The likely risks to individuals
Step 2: Detailed report (within 72 hours)
Within 72 hours of becoming aware of the breach or a longer period if the Board approves, the business must send a detailed breach report containing:
Updated description of the breach
Any details you have gathered since the first notification to the Board.Facts and background
What led to the breach, including the sequence of events, and the underlying reasons.Risk mitigation steps
Actions you have taken or plan to take to reduce risks to users.Information on the person responsible
Any findings about the individual who caused the breach.Prevention measures
Steps taken to avoid similar incidents in the future.Confirmation of user notifications
A summary of how and when you informed affected Data Principals.
DPDP Act Rule 8
Retention and Disposal of Personal Data
Businesses are required to retain any personal data and related activity logs for a period of one year, even if the purpose of processing is served. After one year, the personal data, along with activity logs, must be deleted. Before deleting the personal data, the individual should be notified at least 48 hours in advance. However, a business can retain the personal data for a longer period (beyond one year), if there is a requirement to retain such data under any existing law.

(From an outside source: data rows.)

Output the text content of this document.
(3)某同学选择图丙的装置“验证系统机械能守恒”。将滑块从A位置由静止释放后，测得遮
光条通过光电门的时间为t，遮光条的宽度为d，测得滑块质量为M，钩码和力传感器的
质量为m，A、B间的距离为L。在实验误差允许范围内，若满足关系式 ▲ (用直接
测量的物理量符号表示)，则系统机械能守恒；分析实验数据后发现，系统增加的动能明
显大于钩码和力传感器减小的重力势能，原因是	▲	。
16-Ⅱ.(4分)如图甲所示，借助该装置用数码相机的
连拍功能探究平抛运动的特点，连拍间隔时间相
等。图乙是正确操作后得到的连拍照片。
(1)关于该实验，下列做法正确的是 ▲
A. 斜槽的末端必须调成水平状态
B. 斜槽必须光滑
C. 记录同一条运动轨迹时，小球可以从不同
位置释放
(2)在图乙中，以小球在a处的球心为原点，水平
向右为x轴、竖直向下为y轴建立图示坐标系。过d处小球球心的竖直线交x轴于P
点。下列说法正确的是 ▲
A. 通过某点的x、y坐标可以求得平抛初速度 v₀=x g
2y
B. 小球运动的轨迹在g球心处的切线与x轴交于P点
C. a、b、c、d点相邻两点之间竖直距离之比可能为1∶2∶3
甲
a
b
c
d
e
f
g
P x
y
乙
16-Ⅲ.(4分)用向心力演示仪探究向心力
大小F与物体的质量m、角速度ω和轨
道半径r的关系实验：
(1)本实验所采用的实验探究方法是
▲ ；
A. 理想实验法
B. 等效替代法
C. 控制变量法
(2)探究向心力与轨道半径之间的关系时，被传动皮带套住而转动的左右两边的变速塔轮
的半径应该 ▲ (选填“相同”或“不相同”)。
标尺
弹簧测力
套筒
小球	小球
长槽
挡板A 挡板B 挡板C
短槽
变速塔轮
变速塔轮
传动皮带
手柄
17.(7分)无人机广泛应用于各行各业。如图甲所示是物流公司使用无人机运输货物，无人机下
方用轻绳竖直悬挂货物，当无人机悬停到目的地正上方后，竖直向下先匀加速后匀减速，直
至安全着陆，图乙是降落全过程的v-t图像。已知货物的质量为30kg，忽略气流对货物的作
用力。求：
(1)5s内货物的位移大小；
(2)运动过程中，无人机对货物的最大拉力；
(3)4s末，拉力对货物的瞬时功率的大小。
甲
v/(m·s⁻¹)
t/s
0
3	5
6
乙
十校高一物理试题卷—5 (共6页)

The compulsory retention of personal data, even after the purpose is served, comes as a surprise! No other data protection law, including the EU-GDPR, mandates a compulsory retention period.
This rule may result in increased data storage costs for businesses with large user base.
DPDP Act Rule 9
Contact details of DPO
Every business needs to provide the contact details of a person responsible for addressing any questions about their personal data.
The person should be knowledgeable about the data processing activities and respond to enquiries by individuals.